Dovzhenko’s tragic fate: he was banned from living in Ukraine, which he loved with all his heart. This is an example of how talented Ukrainians were treated in the USSR. Oleksandr Dovzhenko was unhappy for most of his life and died in poverty.
The family in which Oleksandr Dovzhenko was born is the most vivid illustration of the plight of the Ukrainian village in the late 19th and early 20th centuries. Out of 14 children in the family, only he and his sister Polina survived. Four brothers died on the same day from some kind of illness. And this is despite the fact that the family was not the poorest – life in the village was just extremely difficult.
Oleksandr Petrovych began his career as an artist notably as a caricaturist.
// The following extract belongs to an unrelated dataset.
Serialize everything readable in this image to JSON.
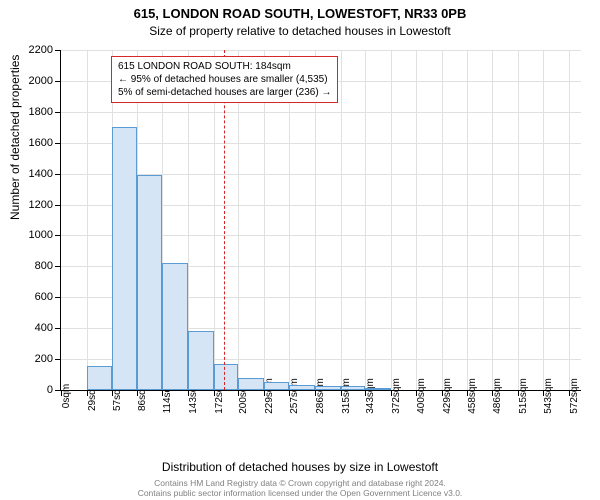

Forced to live in Moscow, Oleksandr Dovzhenko missed Ukraine incredibly. “I will die in Moscow without ever seeing Ukraine,” he wrote in his diary in 1945, “Before I die, I will ask Stalin to take my heart out of my chest and bury it in my native land in Kyiv somewhere above the Dnipro River on a hill”.
The longing for his homeland killed him. Shortly before his death in 1956, he wrote to the presidium of the Writers’ Council of Ukraine: “I don’t need anything anymore – no film studio, no job, just help me move to Ukraine. I don’t need a big apartment. I just need at least one window to look out into the distance. I want to see the Dnipro River, the Desna somewhere below the horizon, and my native Chernihiv lands, which have been appearing so persistently in my dreams.” There was no answer. Dovzhenko was buried at the Novodevichy Cemetery in Moscow.